What Is Dislocation?

A joint is an area where two or more bones connect. A dislocation occurs when an external force knocks the bones of a joint out of position. Joints include your jaws, shoulders, fingers, elbows, ankles and knees. A fall, blow or playing contact sports causes joint dislocation.

The shoulder joint is the most mobile joint in the body. It can turn in many directions, which makes it also the most commonly dislocated joint. Aside from playing sports, studies show that young males and older women are at a higher risk of suffering from a dislocated shoulder joint. Women aged 80 to 90 years old suffer from dislocated shoulders due to falls at home.

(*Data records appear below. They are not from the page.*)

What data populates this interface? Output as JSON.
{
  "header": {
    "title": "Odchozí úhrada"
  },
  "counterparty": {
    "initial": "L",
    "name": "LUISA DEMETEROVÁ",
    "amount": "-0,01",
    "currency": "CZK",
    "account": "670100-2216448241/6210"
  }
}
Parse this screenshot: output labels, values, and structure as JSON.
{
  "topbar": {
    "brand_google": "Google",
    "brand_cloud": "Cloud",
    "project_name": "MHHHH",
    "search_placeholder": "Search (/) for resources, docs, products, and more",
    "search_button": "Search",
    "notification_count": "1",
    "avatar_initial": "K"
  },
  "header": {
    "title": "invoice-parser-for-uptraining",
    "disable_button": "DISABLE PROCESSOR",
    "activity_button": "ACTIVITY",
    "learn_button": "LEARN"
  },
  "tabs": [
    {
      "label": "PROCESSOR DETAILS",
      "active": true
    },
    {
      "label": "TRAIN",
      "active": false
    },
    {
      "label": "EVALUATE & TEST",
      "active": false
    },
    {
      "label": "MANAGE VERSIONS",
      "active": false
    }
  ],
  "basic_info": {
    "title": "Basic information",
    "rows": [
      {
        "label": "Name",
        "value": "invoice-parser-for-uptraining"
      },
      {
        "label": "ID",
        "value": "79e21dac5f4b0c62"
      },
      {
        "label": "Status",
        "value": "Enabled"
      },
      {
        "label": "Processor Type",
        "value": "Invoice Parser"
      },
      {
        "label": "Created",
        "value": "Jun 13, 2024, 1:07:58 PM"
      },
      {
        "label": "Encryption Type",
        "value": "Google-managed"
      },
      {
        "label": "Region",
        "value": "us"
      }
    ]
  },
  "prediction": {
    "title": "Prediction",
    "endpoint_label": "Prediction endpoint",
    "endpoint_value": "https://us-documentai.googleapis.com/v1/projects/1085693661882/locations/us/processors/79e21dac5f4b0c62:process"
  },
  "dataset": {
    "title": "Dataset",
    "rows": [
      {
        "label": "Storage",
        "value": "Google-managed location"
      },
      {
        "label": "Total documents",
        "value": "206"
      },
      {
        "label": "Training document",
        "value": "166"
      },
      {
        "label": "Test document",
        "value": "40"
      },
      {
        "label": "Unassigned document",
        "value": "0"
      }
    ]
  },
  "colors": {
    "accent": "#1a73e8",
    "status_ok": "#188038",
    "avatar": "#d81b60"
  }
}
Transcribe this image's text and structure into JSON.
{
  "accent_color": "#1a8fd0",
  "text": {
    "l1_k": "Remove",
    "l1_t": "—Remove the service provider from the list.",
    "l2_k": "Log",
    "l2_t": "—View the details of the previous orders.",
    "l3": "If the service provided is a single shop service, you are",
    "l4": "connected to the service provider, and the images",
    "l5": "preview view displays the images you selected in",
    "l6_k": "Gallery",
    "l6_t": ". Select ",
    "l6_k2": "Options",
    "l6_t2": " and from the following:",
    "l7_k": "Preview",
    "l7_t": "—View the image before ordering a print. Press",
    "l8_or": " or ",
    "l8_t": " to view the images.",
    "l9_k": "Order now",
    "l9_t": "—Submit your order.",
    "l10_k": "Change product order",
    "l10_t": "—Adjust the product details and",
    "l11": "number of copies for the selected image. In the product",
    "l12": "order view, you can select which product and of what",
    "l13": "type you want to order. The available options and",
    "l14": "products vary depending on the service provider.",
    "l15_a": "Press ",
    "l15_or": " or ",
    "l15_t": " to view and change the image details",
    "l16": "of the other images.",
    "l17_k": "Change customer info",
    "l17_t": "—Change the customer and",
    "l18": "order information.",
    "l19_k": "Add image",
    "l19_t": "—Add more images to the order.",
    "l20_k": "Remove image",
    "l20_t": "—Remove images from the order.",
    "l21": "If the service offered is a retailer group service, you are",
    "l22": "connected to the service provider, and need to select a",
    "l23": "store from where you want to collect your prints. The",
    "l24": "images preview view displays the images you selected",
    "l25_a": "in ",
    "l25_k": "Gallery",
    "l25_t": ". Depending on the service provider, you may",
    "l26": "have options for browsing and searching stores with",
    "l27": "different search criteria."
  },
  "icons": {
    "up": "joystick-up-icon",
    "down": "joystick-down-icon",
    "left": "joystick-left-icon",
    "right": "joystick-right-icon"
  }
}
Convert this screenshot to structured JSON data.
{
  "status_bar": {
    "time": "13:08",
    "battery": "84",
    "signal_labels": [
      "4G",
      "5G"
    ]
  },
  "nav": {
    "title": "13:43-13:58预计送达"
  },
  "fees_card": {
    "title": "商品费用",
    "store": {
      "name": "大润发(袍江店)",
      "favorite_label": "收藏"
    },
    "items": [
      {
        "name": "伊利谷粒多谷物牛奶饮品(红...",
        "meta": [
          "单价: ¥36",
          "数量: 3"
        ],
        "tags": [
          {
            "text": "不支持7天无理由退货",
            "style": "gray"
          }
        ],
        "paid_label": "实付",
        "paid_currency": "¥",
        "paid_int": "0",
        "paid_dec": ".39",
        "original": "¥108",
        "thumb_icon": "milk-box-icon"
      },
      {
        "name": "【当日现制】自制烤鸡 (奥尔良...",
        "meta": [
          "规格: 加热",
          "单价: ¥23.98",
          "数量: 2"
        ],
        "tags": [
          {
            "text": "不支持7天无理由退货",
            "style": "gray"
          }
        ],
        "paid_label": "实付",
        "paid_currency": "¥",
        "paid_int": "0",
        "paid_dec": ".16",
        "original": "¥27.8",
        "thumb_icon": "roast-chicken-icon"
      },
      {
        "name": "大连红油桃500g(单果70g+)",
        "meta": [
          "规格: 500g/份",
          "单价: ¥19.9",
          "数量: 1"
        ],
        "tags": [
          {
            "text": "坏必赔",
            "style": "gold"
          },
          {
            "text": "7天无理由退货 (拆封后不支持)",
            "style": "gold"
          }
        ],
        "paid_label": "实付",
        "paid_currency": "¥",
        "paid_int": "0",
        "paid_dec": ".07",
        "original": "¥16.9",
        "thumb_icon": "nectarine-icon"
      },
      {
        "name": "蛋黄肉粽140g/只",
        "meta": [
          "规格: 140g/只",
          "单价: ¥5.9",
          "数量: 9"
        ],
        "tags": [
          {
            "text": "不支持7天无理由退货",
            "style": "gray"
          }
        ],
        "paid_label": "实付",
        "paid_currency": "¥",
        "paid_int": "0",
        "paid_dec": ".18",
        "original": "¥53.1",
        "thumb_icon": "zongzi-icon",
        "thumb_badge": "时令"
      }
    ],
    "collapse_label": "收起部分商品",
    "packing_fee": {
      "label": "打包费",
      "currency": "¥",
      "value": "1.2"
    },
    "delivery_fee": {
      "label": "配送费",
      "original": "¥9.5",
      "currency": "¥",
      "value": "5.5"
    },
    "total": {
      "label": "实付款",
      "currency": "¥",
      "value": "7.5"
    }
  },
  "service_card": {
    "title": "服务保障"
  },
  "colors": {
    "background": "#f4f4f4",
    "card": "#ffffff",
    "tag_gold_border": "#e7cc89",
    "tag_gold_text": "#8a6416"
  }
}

How to Tell If Your Joint Is Dislocated?

A dislocation tears ligaments or tendons. For example, the most common dislocation in the shoulders is when the joint slips forward (anterior instability) and the arm bone is moved forward and down out of its joint. Dislocated joint symptoms include:

  • Pain
  • Swelling
  • Numbness
  • Weakness
  • Bruising

How to Treat a Dislocated Joint

A dislocated joint is an emergency. While you wait for medical care, you may apply the following initial treatment to the affected joint:

  • Let the joint rest. Do not attempt to move or jam a dislocated bone back. Sudden movement can damage blood vessels, muscles, ligaments and nerves.
  • Put an ice pack on the area around the joint to ease swelling and pain.
  • Take pain relievers, such as ibuprofen or acetaminophen.

Your doctor will perform a process called closed reduction on your dislocated shoulders. The process involves placing your humerus back into the joint socket to stop the pain and put the shoulder joint back in place.

The sore area can benefit from cold compress post-recovery. Your doctor may recommend a sling or other device to immobilize your injured joint for several weeks following treatment temporarily.

Your doctor may recommend rehabilitation exercises for you once the pain and swelling subside to help restore your joint’s range of motion and strengthen the muscles. Dislocation may become a recurrent problem. Wearing a brace can help, but if therapy and bracing fail, your ligaments may need to undergo surgery for repair.

When Should I Call the Doctor?

If you have a dislocated joint, see an orthopedic doctor right away or call 911. It is important to remember that once you dislocate a shoulder or kneecap joint, you’re more likely to dislocate it again. Always wear protective gear to prevent future dislocations if you play contact sports.